Ancient history

Three-way start for the final victory


In addition, this campaign in Tunisia constituted excellent tactical preparation and morale in the war that the three allies were going to wage in Western Europe.
For the young American army, it had been an indispensable test bed. Under the command of leaders like Patton, this army was to draw lessons from it and benefit, on the European battlefields, from an experience often dearly paid for in Tunisia, but which would have cost it much more if it had acquired it directly. in the great European confrontations.
The British 1st Army itself had undergone the running-in which it needed, for it was far from having the experience acquired, in two years of fierce fighting, by the armed city. But it had quickly equaled its elder.
For us, French, this campaign had marked a real renaissance. It had cleared us in our own eyes of the humiliation of the defeat of 1940 and of the armistice, which had forced the army of Africa to capitulate without having fought and which had then imposed on it the vexatious control of the commissions enemies who had persisted, for more than two years, in disarming it and stripping it of its resources.
The Tunisian campaign had, at the same time, had the effect of giving army the esteem of the Allies. General Anderson wrote:under my command men as loyal and as valiant as General Koeltz and his officers and soldiers of the French 19th Army Corps.
And the English war correspondent John d 'Arcy-Dawson speaks, in his work on the Tunisian campaign, of the French, "those magnificent fighters 1...1, those eternal sacrifices, fiercely clinging to positions lost in advance", and he says his admiration for " those combative fellows of the 19th corps, eager to measure themselves against the Boche.”
This fine resistance to fire of our army of Africa, in spite of its obsolete and insufficient weapons, was going to earn him this rearmament with modern American equipment which would allow it to finally measure itself on equal terms with the adversary of 1940.
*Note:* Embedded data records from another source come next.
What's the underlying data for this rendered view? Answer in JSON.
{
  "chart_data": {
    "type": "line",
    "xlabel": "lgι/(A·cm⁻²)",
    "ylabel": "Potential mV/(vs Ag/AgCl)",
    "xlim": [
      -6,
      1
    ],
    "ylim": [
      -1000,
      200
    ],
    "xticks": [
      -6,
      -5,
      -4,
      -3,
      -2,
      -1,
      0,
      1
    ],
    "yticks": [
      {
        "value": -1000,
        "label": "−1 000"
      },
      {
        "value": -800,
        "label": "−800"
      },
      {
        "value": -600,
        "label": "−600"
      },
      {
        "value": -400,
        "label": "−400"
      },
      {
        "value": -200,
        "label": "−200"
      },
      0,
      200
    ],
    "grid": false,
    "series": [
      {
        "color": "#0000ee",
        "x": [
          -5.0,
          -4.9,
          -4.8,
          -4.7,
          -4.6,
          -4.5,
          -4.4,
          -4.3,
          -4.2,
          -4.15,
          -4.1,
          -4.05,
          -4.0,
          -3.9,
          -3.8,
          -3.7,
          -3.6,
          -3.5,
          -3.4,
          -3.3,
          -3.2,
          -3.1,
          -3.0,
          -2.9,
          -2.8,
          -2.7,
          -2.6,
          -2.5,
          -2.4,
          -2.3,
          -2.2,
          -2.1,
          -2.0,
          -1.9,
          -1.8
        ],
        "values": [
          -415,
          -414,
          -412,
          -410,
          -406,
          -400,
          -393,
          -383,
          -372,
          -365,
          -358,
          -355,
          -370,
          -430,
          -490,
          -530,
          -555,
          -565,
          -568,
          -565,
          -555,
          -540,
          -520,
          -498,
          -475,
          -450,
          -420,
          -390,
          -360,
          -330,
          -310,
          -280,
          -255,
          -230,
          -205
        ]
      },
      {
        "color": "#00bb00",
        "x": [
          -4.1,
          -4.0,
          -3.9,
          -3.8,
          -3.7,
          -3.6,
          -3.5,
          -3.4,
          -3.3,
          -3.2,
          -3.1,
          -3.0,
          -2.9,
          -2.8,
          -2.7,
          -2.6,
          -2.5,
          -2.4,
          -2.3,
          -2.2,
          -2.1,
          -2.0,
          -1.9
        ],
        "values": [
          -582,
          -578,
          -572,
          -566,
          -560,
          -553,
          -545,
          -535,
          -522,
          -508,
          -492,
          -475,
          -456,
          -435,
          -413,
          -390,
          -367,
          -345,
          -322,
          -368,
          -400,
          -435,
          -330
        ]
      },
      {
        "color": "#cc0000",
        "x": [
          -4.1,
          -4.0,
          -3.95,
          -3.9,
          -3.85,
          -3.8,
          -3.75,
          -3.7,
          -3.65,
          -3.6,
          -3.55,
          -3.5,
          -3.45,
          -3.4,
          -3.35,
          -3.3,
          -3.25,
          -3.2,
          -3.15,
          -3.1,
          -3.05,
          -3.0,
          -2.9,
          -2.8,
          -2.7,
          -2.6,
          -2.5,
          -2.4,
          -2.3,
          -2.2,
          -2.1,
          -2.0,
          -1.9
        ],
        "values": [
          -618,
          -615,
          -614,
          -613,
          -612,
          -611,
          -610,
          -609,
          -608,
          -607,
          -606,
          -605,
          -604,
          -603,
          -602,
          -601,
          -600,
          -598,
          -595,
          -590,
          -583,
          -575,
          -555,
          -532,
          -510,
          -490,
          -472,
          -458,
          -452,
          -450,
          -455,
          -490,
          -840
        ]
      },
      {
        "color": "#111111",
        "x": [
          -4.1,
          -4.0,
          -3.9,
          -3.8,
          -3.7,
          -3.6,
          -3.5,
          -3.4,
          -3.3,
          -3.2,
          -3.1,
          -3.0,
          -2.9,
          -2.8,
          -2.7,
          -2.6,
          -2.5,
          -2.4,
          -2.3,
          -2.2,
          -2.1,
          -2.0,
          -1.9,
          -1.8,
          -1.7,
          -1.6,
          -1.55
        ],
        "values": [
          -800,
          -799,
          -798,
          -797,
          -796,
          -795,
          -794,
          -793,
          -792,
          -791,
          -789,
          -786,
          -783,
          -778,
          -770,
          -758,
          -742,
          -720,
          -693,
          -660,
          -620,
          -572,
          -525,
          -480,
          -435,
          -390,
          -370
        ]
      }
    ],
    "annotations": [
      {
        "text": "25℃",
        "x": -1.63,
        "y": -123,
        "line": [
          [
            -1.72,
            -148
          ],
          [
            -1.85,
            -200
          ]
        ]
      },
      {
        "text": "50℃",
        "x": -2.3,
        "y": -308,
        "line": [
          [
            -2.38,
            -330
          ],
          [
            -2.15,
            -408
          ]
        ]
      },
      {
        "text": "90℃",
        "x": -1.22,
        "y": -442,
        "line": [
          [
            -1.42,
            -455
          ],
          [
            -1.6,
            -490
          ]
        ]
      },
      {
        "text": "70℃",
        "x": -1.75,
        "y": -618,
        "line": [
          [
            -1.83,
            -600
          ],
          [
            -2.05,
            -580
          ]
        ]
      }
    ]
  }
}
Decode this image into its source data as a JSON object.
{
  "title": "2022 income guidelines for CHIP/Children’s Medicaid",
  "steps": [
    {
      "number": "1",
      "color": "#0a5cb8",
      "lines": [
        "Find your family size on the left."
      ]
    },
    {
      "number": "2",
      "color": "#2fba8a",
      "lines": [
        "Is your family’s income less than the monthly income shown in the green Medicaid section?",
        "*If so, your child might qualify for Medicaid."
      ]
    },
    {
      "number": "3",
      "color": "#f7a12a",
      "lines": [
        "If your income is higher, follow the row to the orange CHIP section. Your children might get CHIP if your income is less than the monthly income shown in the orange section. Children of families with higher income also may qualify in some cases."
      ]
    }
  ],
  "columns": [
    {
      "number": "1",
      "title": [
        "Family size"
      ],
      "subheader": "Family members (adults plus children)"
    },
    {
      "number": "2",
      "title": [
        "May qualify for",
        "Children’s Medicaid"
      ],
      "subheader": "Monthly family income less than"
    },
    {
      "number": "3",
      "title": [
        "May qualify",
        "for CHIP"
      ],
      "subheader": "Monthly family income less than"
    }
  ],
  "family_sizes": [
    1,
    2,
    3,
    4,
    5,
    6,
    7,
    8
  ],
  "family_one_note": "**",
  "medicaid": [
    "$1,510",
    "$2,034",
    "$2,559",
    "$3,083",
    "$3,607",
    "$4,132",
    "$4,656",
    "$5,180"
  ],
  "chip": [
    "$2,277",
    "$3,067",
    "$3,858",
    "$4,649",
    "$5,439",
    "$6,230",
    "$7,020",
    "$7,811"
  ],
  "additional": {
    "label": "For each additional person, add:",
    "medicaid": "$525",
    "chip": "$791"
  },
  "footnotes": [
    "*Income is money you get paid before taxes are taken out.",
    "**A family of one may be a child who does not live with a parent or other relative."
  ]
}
Thanks to this renovated armament and to this reforged morale, the French expeditionary force, formed by the army of Africa and joined by the 1st Free French Division, will be able to e cover of glory in Italy, marching on Rome at the tip of the Allied victory, under the command of its great leader of Tunisia, General June.
Another result of the campaign of Tunisia , essential for the rest of the war, was to have reunited the Allies and reunited the block of the victors of 1918.
But the crucial point of the campaign, the one that was going to allow all these happy conditions, material, tactical and moral, to give their full effect, was the strategic result.
The victory of Tunisia had definitively driven out Africa the forces of the Axis. It had given the Allies absolute mastery of the air and the sea in the Mediterranean theatre. It had liberated the North African platform, from where first the air squadrons, then the Allied armies would launch an assault, from the south, on "Fortress Europe".
This Tunisian victory was therefore not an end, but a beginning, a three-way start, the start of the "one-night battle" which was about to open, first in Italy, towards final victory and liberation of the homeland.